# NYC SUMMER BIERGARTEN HERF!! Saturday July 22, 2006



## Scott1966 (Jan 20, 2004)

It's official, the NYC SUMMER BIERGARTEN HERF!!!

Saturday, July 22nd, 2006 at 2:00pm

at the Bohemian Hall Czech Biergarten

http://www.bohemianhall.com/home.htm

Located 24 Ave. and 29th St. in Astoria, NY. (29-19 24th Ave.)

Come one, come all!!!!

I am co-organizing this event. There will be plenty of room for all. The biergarten seats up to 1000, so there will be plenty of places to sit. 12 Dollar pitchers of fine european beers (they have water-aka bud light-too if you insist) and BBQ or Czech cuisine highlight the menu.

The rain date will be that Sunday, July 23rd, 2006 at 2:00pm.

I am working on vendor contributions so I will need an accurate head count as we get closer to the date.
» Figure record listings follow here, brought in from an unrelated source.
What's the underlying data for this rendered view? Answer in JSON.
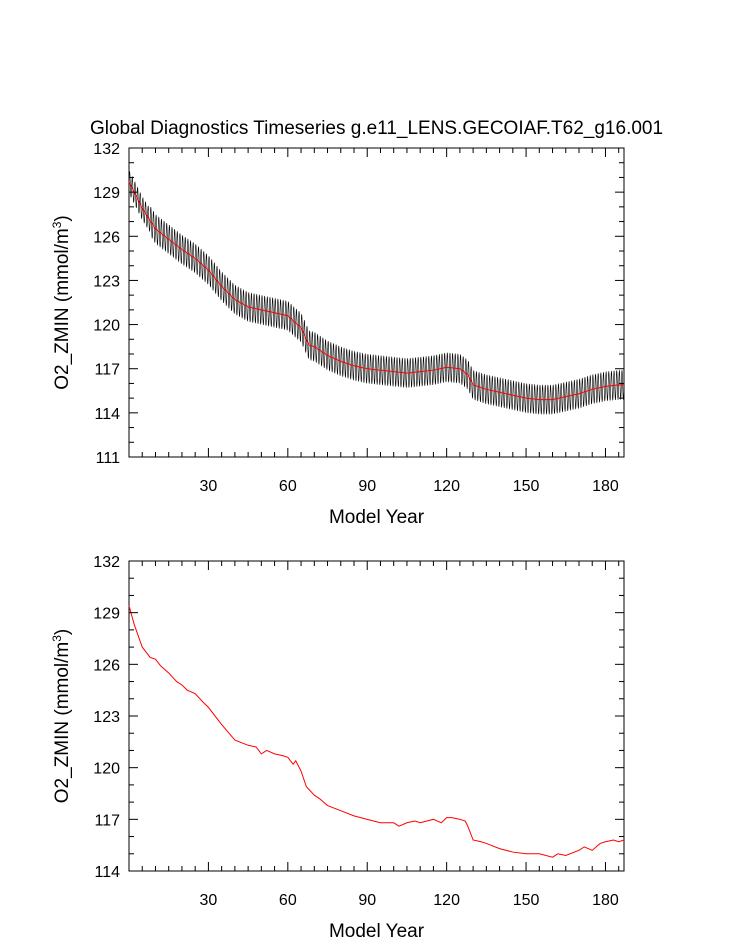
{
  "colors": {
    "frame": "#000000",
    "raw": "#000000",
    "smooth": "#ff0000"
  },
  "chart_data": [
    {
      "id": "top",
      "type": "line",
      "title": "Global Diagnostics Timeseries g.e11_LENS.GECOIAF.T62_g16.001",
      "ylabel_main": "O2_ZMIN (mmol/m",
      "ylabel_sup": "3",
      "ylabel_tail": ")",
      "xlabel": "Model Year",
      "xlim": [
        0,
        187
      ],
      "ylim": [
        111,
        132
      ],
      "xticks": [
        30,
        60,
        90,
        120,
        150,
        180
      ],
      "yticks": [
        111,
        114,
        117,
        120,
        123,
        126,
        129,
        132
      ],
      "grid": false,
      "series": [
        {
          "role": "monthly",
          "color": "#000000",
          "amplitude_start": 0.8,
          "amplitude": 1.0
        },
        {
          "role": "annual-mean",
          "color": "#ff0000"
        }
      ],
      "trend": {
        "x": [
          0,
          2,
          5,
          10,
          15,
          20,
          25,
          30,
          35,
          40,
          45,
          50,
          55,
          60,
          63,
          65,
          68,
          70,
          75,
          80,
          85,
          90,
          95,
          100,
          105,
          110,
          115,
          120,
          125,
          128,
          130,
          135,
          140,
          145,
          150,
          155,
          160,
          165,
          170,
          175,
          180,
          185,
          187
        ],
        "y": [
          129.7,
          129.0,
          127.9,
          126.5,
          125.8,
          125.1,
          124.5,
          123.7,
          122.6,
          121.7,
          121.2,
          121.0,
          120.8,
          120.6,
          120.1,
          119.8,
          118.6,
          118.5,
          117.9,
          117.5,
          117.2,
          117.0,
          116.9,
          116.8,
          116.7,
          116.8,
          116.9,
          117.1,
          117.0,
          116.6,
          115.9,
          115.6,
          115.4,
          115.2,
          115.0,
          114.9,
          114.9,
          115.1,
          115.3,
          115.6,
          115.8,
          115.9,
          115.9
        ]
      }
    },
    {
      "id": "bottom",
      "type": "line",
      "title": "",
      "ylabel_main": "O2_ZMIN (mmol/m",
      "ylabel_sup": "3",
      "ylabel_tail": ")",
      "xlabel": "Model Year",
      "xlim": [
        0,
        187
      ],
      "ylim": [
        114,
        132
      ],
      "xticks": [
        30,
        60,
        90,
        120,
        150,
        180
      ],
      "yticks": [
        114,
        117,
        120,
        123,
        126,
        129,
        132
      ],
      "grid": false,
      "series": [
        {
          "role": "annual-mean",
          "color": "#ff0000"
        }
      ],
      "trend": {
        "x": [
          0,
          2,
          5,
          8,
          10,
          12,
          15,
          18,
          20,
          22,
          25,
          28,
          30,
          35,
          40,
          45,
          48,
          50,
          52,
          55,
          58,
          60,
          62,
          63,
          65,
          67,
          70,
          72,
          75,
          80,
          85,
          90,
          95,
          100,
          102,
          105,
          108,
          110,
          115,
          118,
          120,
          122,
          125,
          127,
          128,
          130,
          133,
          135,
          140,
          145,
          150,
          155,
          160,
          162,
          165,
          170,
          172,
          175,
          178,
          180,
          183,
          185,
          187
        ],
        "y": [
          129.4,
          128.3,
          127.0,
          126.4,
          126.3,
          125.9,
          125.5,
          125.0,
          124.8,
          124.5,
          124.3,
          123.8,
          123.5,
          122.5,
          121.6,
          121.3,
          121.2,
          120.8,
          121.0,
          120.8,
          120.7,
          120.6,
          120.2,
          120.4,
          119.8,
          118.9,
          118.4,
          118.2,
          117.8,
          117.5,
          117.2,
          117.0,
          116.8,
          116.8,
          116.6,
          116.8,
          116.9,
          116.8,
          117.0,
          116.8,
          117.1,
          117.1,
          117.0,
          116.9,
          116.6,
          115.8,
          115.7,
          115.6,
          115.3,
          115.1,
          115.0,
          115.0,
          114.8,
          115.0,
          114.9,
          115.2,
          115.4,
          115.2,
          115.6,
          115.7,
          115.8,
          115.7,
          115.8
        ]
      }
    }
  ]
}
Come on, let's get together!!


----------



## DaveC (Sep 4, 2003)

BIER!

if i'm in town i am IN!


----------



## ResIpsa (Mar 8, 2006)

Hmm...i'm a definite maybe, closer to a definite, should be fun


----------



## Scott1966 (Jan 20, 2004)

DaveC said:


> BIER!
> 
> if i'm in town i am IN!


Dave, I was gonna PM you but I see that you can sense a herf..lol. I hope you can make it!


----------



## Scott1966 (Jan 20, 2004)

Bump ^^


----------



## neoflex (Jan 3, 2006)

As long as the wife does not plan on going away for the weekend I'm in. I just came to this herf secxtion to see if anyone in the Tri-State area was interested in herfin it up soon.


----------



## raisin (Dec 3, 2005)

ResIpsa said:


> Hmm...i'm a definite maybe, closer to a definite, should be fun


:tpd:


----------



## ghost (Jun 8, 2006)

AHHH! My first herf right in my old haunting grounds 

Putting it on my calendar now.

Hope to meet up with some of you guys there.


----------



## ghost (Jun 8, 2006)

bump^^


----------



## bonggoy (Mar 9, 2006)

Astoria is in the Queens area, right?


----------



## neoflex (Jan 3, 2006)

bonggoy said:


> Astoria is in the Queens area, right?


Yes Sir.


----------